Напряжение взбудораженного сознания было таково, что я физически ощущал опухоль в своем мозгу — в верхней лобной части чуть справа…
И вдруг разом — вот она, связь! Вся наша прошлая жизнь напоминала чахлый бурьян на глинистом холме. Довольно было нарушить тончайший слой культуры или морали, и человечество превратилось в труп. Не будь катастрофы, оно все равно бы не выжило, потому что там и сям носились люди с идеей бульдозера…
Легче стало. Даже легко стало: не о чем сожалеть! И как жажда, как приступ зубной боли, пришло желание показать этому дерьму, как нужно было жить, чтобы не нарушать верхнего слоя живой земли. Я знал, что я пророк, самый великий из пророков. К этому теперь добавилось чувство безраздельного господства. Я еще не знал, могу ли оживить мир, но был убежден, что лишь от меня одного это зависит. Если бы я захотел, я мог бы раздвинуть стены тоннеля, мог превратить в изумруды лежавшие камни…
Теперь я отлично понимал адмирала Такибае, понимал Ксеркса и кайзера Франца Иосифа. Да, конечно, и они были помазанниками божьими, его голосом, его волей. И действия этих властелинов могли казаться простым смертным удачными или неудачными, — бог вел их и за ними неразумные народы тропою горнего восхождения…
А вот и железные двери. По словам Луийи, они скрывали запасы продовольствия и воды. Я шел к ним, к этим дверям, это было главной целью моего похода. Я жаждал увидеть эти двери, златые врата моей несокрушимой подземной столицы…
Там, где маячит надежда, больше всего трупов. Пока люди были живы, они пытались взломать двери. Напрасные попытки! На мощных гранитных стенах остались царапины, а на дверях не осталось даже царапин — спасибо строителям. Строители, конечно, давно погибли, — смерть была написана на роду у всех строителей чужих пирамид…
Здесь жгли особенно сильные костры. Здесь жарили человечину — здесь иллюзия всего сильнее одуряла человека.
В мою экипировку входил раскладной багор. Этим багром я оттащил трупы от двери. Нашел гнездо для ключа. Электронный прибор опознал код и выдал команду: раздвинулась стальная дверь и сразу же захлопнулась за моей спиной.
Вспыхнул знакомый синий свет — я увидел следы одной из бесчисленных трагедий, сопровождавших агонию человечества. Я не содрогнулся, я математически точно вычислил событие, которого больше не существовало и как памяти.

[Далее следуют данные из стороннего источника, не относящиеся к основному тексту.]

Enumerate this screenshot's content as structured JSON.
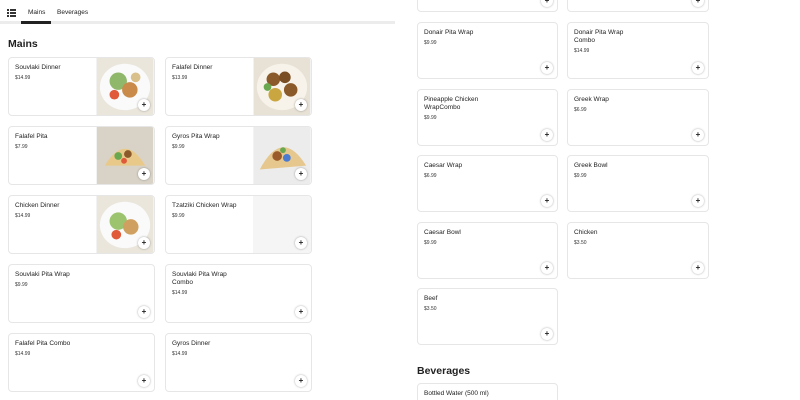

На полу лежали два трупа. Судя по всему, дело было так: некто завладел ключом Сэлмона, но, вероятно, долго не мог дождаться благоприятного момента, чтобы им воспользоваться: обнаружив дверь, обреченные с яростным упорством осаждали ее, полагая, что за дверью их ожидает утерянный рай, тот самый, который они еще вчера проклинали. И все‑таки владельцу ключа каким‑то образом удалось отвлечь внимание несчастных. Он юркнул в распахнувшуюся дверь, но кто‑то другой успел последовать за ним. Теоретически они могли поладить: запасы воды и продовольствия, к которым они получили доступ, были значительны. Практически все сложилось иначе: катастрофа упразднила доверие человека к человеку — между ними завязалась борьба, в которой погибли оба…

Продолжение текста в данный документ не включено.